What Do We Do About Morrissey?

In the mid-80s you had plenty of choice. You could be with the ultra cool crowd and be part of the new wave or post punk movement – going around with big hair, fancy clothes or goth clothes. Or you could be part of the hair-metal brigade. Or you could be into the big guns of the 80s – Prince, Madonna, Michael Jackson.

But then, in 1984, we were introduced to something new. From the North of England came a painfully shy but reasonably pretty boy, riddled with all the neuroses that many of us felt as teens. This was Stephen Patrick Morrissey, and his arrival allowed us to be ourselves.

He gave a voice to all of us who yearned to find love but failed, fawned over film stars long gone, or simply were socially awkward. We were some or all of these things. And this voice was underscored by a set of musicians who worked brilliantly together.

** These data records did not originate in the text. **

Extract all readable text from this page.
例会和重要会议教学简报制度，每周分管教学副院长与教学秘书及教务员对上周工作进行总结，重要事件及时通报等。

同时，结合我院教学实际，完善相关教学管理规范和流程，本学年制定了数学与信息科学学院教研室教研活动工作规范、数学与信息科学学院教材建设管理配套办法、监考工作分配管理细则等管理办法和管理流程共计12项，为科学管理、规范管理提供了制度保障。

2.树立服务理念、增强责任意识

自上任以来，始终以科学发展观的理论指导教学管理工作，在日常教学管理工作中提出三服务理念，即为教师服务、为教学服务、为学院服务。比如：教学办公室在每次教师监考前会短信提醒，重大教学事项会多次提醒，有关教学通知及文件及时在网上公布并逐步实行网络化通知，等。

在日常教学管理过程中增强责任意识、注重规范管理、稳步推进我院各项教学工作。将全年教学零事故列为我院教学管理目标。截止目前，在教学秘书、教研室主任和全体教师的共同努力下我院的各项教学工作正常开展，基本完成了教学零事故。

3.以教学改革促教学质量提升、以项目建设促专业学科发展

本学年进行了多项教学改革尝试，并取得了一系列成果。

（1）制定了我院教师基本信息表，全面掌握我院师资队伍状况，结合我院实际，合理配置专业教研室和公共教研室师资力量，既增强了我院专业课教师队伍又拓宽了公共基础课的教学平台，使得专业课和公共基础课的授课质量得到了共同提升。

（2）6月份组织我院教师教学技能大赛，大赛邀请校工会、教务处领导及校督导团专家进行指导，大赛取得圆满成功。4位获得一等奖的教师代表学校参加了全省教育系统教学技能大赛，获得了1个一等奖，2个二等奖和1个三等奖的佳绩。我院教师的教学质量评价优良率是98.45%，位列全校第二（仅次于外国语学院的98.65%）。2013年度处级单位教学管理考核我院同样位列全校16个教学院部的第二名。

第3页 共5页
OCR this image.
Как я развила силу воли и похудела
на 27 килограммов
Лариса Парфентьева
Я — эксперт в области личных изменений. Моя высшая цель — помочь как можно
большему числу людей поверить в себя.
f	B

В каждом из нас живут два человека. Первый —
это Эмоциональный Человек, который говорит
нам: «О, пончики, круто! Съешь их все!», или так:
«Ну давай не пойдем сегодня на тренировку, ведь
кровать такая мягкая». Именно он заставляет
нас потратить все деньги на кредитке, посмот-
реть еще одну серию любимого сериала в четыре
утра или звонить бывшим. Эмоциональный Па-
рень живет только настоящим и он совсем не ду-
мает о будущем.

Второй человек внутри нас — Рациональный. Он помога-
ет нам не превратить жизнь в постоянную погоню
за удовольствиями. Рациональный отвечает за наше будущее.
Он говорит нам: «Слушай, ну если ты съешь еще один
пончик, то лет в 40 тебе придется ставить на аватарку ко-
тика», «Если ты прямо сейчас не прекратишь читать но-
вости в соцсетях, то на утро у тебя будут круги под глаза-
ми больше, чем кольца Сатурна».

And then, by 1987, it was all over. The Smiths final release, the live album Rank, came out in the same year as Morrissey’s debut solo LP, Viva Hate (initially called Education In Reverse in some territories, a title I much prefer).

At the time, it was a way to continue the love affair we started with Morrissey in The Smiths. While we were blinded by the devastation of the demise of The Smiths, the metamorphosis into something else, however, was already beginning.

Morrissey’s lyrics in The Smiths were powerful, mostly amusing, occasionally dark, and sometimes biting. With Meat Is Murder, his attention turned to school life and vegetarianism amongst the humorous digs at his own inadequacy. The Queen Is Dead continued the humour with digs at unnamed real people (Frankly Mr Shankly) and his thoughts on the royals. The final studio album, Strangeways Here We Come, was a fitting end, with quality throughout. While the trademark humour is still there, these songs seem much more earnestly personal.

When we get to Viva Hate, things start to change. Maybe Marr and the others kept him in check, or maybe his new found freedom allowed him to express himself more. The tone is less humorous (but not devoid of it) and is becoming more commentary about other people and features a short and sweet anti-Thatcher song. But also we see his first lyric referring to race – Bengali In Platforms. It might be meant to be about someone who doesn’t fit in, but there’s an undertone, underscored by the line “life is hard enough when you belong here” – implying that the Bengali does not. Misguided? Maybe. Problematic? Certainly. But one song doesn’t make a pattern.

The second album comes out three years later and it’s another musically great album. But here we have another song referring to race – Asian Rut. Remember there is not a single Smiths song with lyrics like this.

Things took a turn for the worse by the time Your Arsenal was released in 1993, with songs like The National Front Disco and Morrissey wearing the Union Jack on stage. He famously fell out with the UK music press around this time, particularly the NME.

Since then Morrissey has managed to keep race out of his lyrics (but is not afraid to dabble in politics), but the comments in interviews kept coming. In a 2010 interview while discussing animal rights it turned to the Chinese treatment of animals and he referred to the Chinese as a “subspecies”.

More recently he voiced his support for For Britain, a far-right political party in the UK. And every time he tried to clarify his position he just made things worse, always sounding like “some of my best friends are Muslims”. Maybe they are. But, like the arrow from the bow, these words once spoken can never really be retracted.

So how do we square what we see of the man we know as Morrissey today, with the young man we loved in the 80s and the great music he continues to make? With the possible exception of Maladjusted, every album has been musically very good and mostly critically lauded.

So can we, as Morrissey (of old) fans continue to enjoy his music while despairing for (or even disliking) the man he has become? Only the individual can make this kind of choice. You can take all your albums to the op shop and never listen to him again, and you probably wouldn’t be poorer for it. Or you can listen to the albums and think of the young pretty boy with glasses who is no longer with us.

It’s a dilemma, and it’s one that deserves some thought.